Will My Children Mentally Survive Isolation?

I’m like any modern parent. I constantly worry about every single decision, and it’s effects on the long-term happiness and adjustment of my children.

Do I breast-feed or bottle?

Co-sleep or own crib?

Cry it out or up multiple times?

Preschool or home daycare?

Working mom or SAHM?

And a million other decisions, big and small, that people on both sides feel are all life or death decisions. No matter what you choose for your children, there’s going to be someone telling you it’s the wrong choice.

Parenthood is full of stressful choices under normal circumstances, but being stuck at home with your kids brings with it new and different choices that none of us have ever faced.

Do we push for doing the schoolwork, or let them play outside?

Do we cancel the Zoom meeting to do a science project, or turn on Disney+ while on Zoom?

Do we go to the store each week, or stock up like the apocalypse and bar the doors?

How do we balance work, kids, life, school, chores, and the stress of facing all of this with a faceless threat right outside our doors?

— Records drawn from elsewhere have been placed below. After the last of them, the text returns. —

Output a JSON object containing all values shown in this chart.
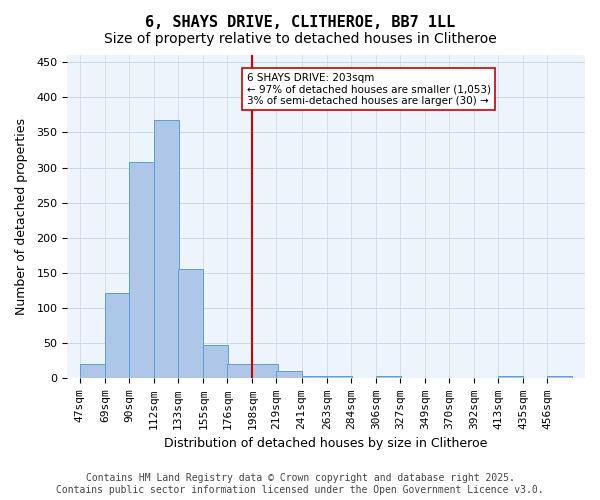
{
  "title1": "6, SHAYS DRIVE, CLITHEROE, BB7 1LL",
  "title2": "Size of property relative to detached houses in Clitheroe",
  "xlabel": "Distribution of detached houses by size in Clitheroe",
  "ylabel": "Number of detached properties",
  "bar_color": "#aec6e8",
  "bar_edge_color": "#5a9fd4",
  "grid_color": "#c8d8e8",
  "background_color": "#eef4fb",
  "vline_x": 198,
  "vline_color": "#cc0000",
  "annotation_text": "6 SHAYS DRIVE: 203sqm\n← 97% of detached houses are smaller (1,053)\n3% of semi-detached houses are larger (30) →",
  "annotation_box_color": "#ffffff",
  "annotation_box_edge": "#cc0000",
  "bins": [
    47,
    69,
    90,
    112,
    133,
    155,
    176,
    198,
    219,
    241,
    263,
    284,
    306,
    327,
    349,
    370,
    392,
    413,
    435,
    456,
    478
  ],
  "values": [
    20,
    122,
    308,
    368,
    155,
    47,
    20,
    20,
    10,
    3,
    3,
    0,
    3,
    0,
    0,
    0,
    0,
    3,
    0,
    3
  ],
  "ylim": [
    0,
    460
  ],
  "yticks": [
    0,
    50,
    100,
    150,
    200,
    250,
    300,
    350,
    400,
    450
  ],
  "footer_text": "Contains HM Land Registry data © Crown copyright and database right 2025.\nContains public sector information licensed under the Open Government Licence v3.0.",
  "title1_fontsize": 11,
  "title2_fontsize": 10,
  "xlabel_fontsize": 9,
  "ylabel_fontsize": 9,
  "tick_fontsize": 8,
  "footer_fontsize": 7
}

So, it’s natural that I find myself worrying about the lasting effects of this period of uncertainty on my children. My daughter, 5, and my son, 2, only know that they get to stay home with mom all the time. My daughter had her fifth birthday while under the Stay At Home Order. We explained to her that there was a sickness and that we couldn’t have the party she wanted. We did video calls all day with beloved friends and family members, decorated the house, and held a big Princess Tea Party.

She seemed to have fun, but as her mother I still worry. She hasn’t had peers to play with for almost two months. What will this do to her social maturity? She had just started in a new Pre-Kindergarten program at her daycare/preschool. She was only there two months before the world blew up. What will that do to her academic abilities?

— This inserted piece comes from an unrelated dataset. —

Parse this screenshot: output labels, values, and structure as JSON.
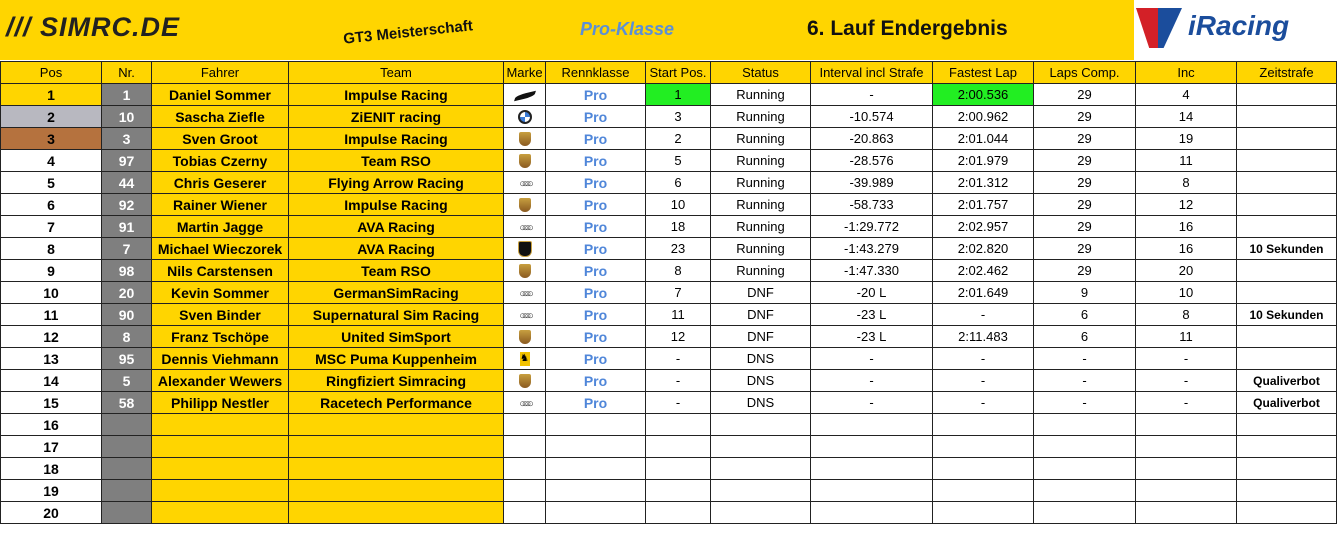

And my son — he was getting speech intervention before we were stuck at home. What will that do to his future language abilities, which will effect his success in school, which will then determine his overall success in life?!?

My 5-yo was supposed to start the next level of gymnastics. Will she now miss her chance in the Olympics?

My 2-yo was supposed to start swimming lessons. Will he now struggle with being comfortable in water?

It may seem excessive to worry this much, but if you’re a parent living through this time, you probably understand. What if you miss a day, or a week, of math instruction or writing assignments? What if you have to work, or are a single parent, or have some other unforeseeable circumstance that make it impossible for you to keep up with remote learning?

What if we get sick? What if our children get sick? What if someone near and dear to our children gets sick?

What do we do when those ‘what if’s’ threaten our sanity, our ability to do the things we need to do? You do what you do in the face of any stress.

Breathe. Accept. Let go. Be in the moment. And all of those other cliche-y things that are sometimes annoying. Because they work.

We can’t control what comes tomorrow, or even what comes in the next hour.
We can control how we react, and how we teach our children to react.
We can control how we guide ourselves and our children through these scary times.

So, I don’t know about you, but I’m going to turn off the worry-committee in my head, get my 2-yo up from his nap, get both kids their afternoon snack, and go play outside with them while it’s sunny. After that, I’m going to do the next right thing in front of me to care for myself and these two beautiful people in my care.

I wish all of us sunny days, free of worry and fear, full of special times together that our kids will look back on with fondness. Perhaps, who knows, one day our kids will say, “Remember that time we all stayed home together? I really liked that.”